Face it: The reason why Firefox and OpenOffice became as popular as they are is because they offered *free* and comparable alternatives to proprietary software. That's exactly what Ubuntu is morphing into, and us geeks just have to respect it. Why? At least it's Linux -- AFAIR *free* and *open source* -- and not some proprietary OS with restrictive EULAs, "activation", or vendor lock in.
Every newbie should be able to install a standard Debian, Fedora, openSuse, or, or, or, if he is able to install Windows (that is its real name, not some childish Windoze or similar). And isn't Ubuntu One and the Ubuntu music store some kind of vendor lock in?
At least Ubuntu seems to have the same kind of fanboys like Windows.
Yeah, Debian but not Rolling Debian -- that's what LMDE is for.
And it was Slackware, Gentoo, LFS, Arch, FreeBSD, etc. that I was ranting about, not Debian (which in most cases has a DE on the Live CD, unlike those others). Especially if recommended to people who barely know Windoze or O$ X.
Yeah, Debian but not Rolling Debian -- that's what LMDE is for.
No, that is what Debian Testing or Unstable are for.
Quote:
And it was Slackware, Gentoo, LFS, Arch, FreeBSD, etc. that I was ranting about, not Debian (which in most cases has a DE on the Live CD, unlike those others). Especially if recommended to people who barely know Windoze or O$ X.

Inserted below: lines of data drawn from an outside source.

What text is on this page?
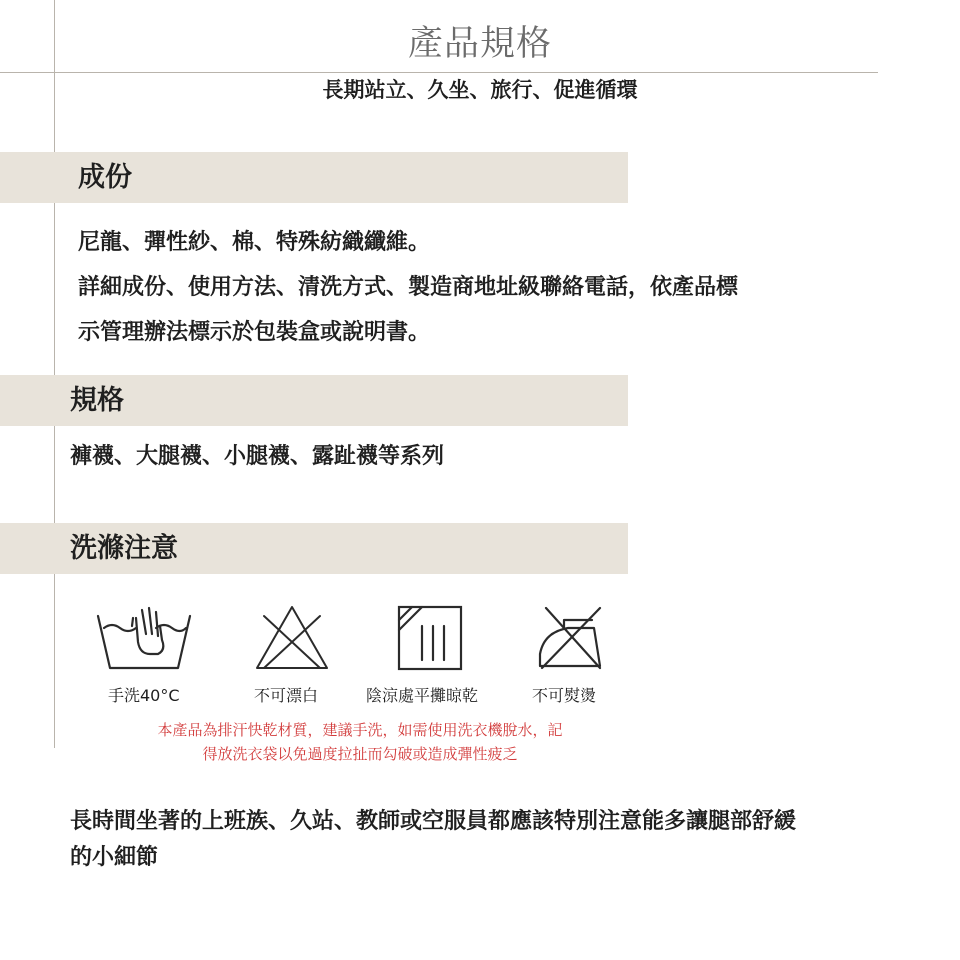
產品規格
長期站立、久坐、旅行、促進循環
成份
尼龍、彈性紗、棉、特殊紡織纖維。
詳細成份、使用方法、清洗方式、製造商地址級聯絡電話，依產品標
示管理辦法標示於包裝盒或說明書。
規格
褲襪、大腿襪、小腿襪、露趾襪等系列
洗滌注意
手洗40°C	不可漂白	陰涼處平攤晾乾	不可熨燙
本產品為排汗快乾材質，建議手洗，如需使用洗衣機脫水，記
得放洗衣袋以免過度拉扯而勾破或造成彈性疲乏
長時間坐著的上班族、久站、教師或空服員都應該特別注意能多讓腿部舒緩
的小細節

LFS, and I think Arch, Gentoo and FreeBSD, too (I don't know about Slackware) state clearly on their websites that you have to do the configuration mostly manual and that they are for the more advanced user. LFS even warns that you have to have at least basic knowledge, so I think here you are right, these are not beginner distros. I know that the Slackware people think different about this, just my personal opinion. So they shouldn't be recommended to beginners that are not even able to manage their Windows or OS X installation. But I don't see the point in recommending any OS to anyone, if he is not able to administer his own computer. In my opinion those people should learn how to do it, or pay someone to do it for them.
By the way, why are you bumping threads not even 3 hours after the last reply?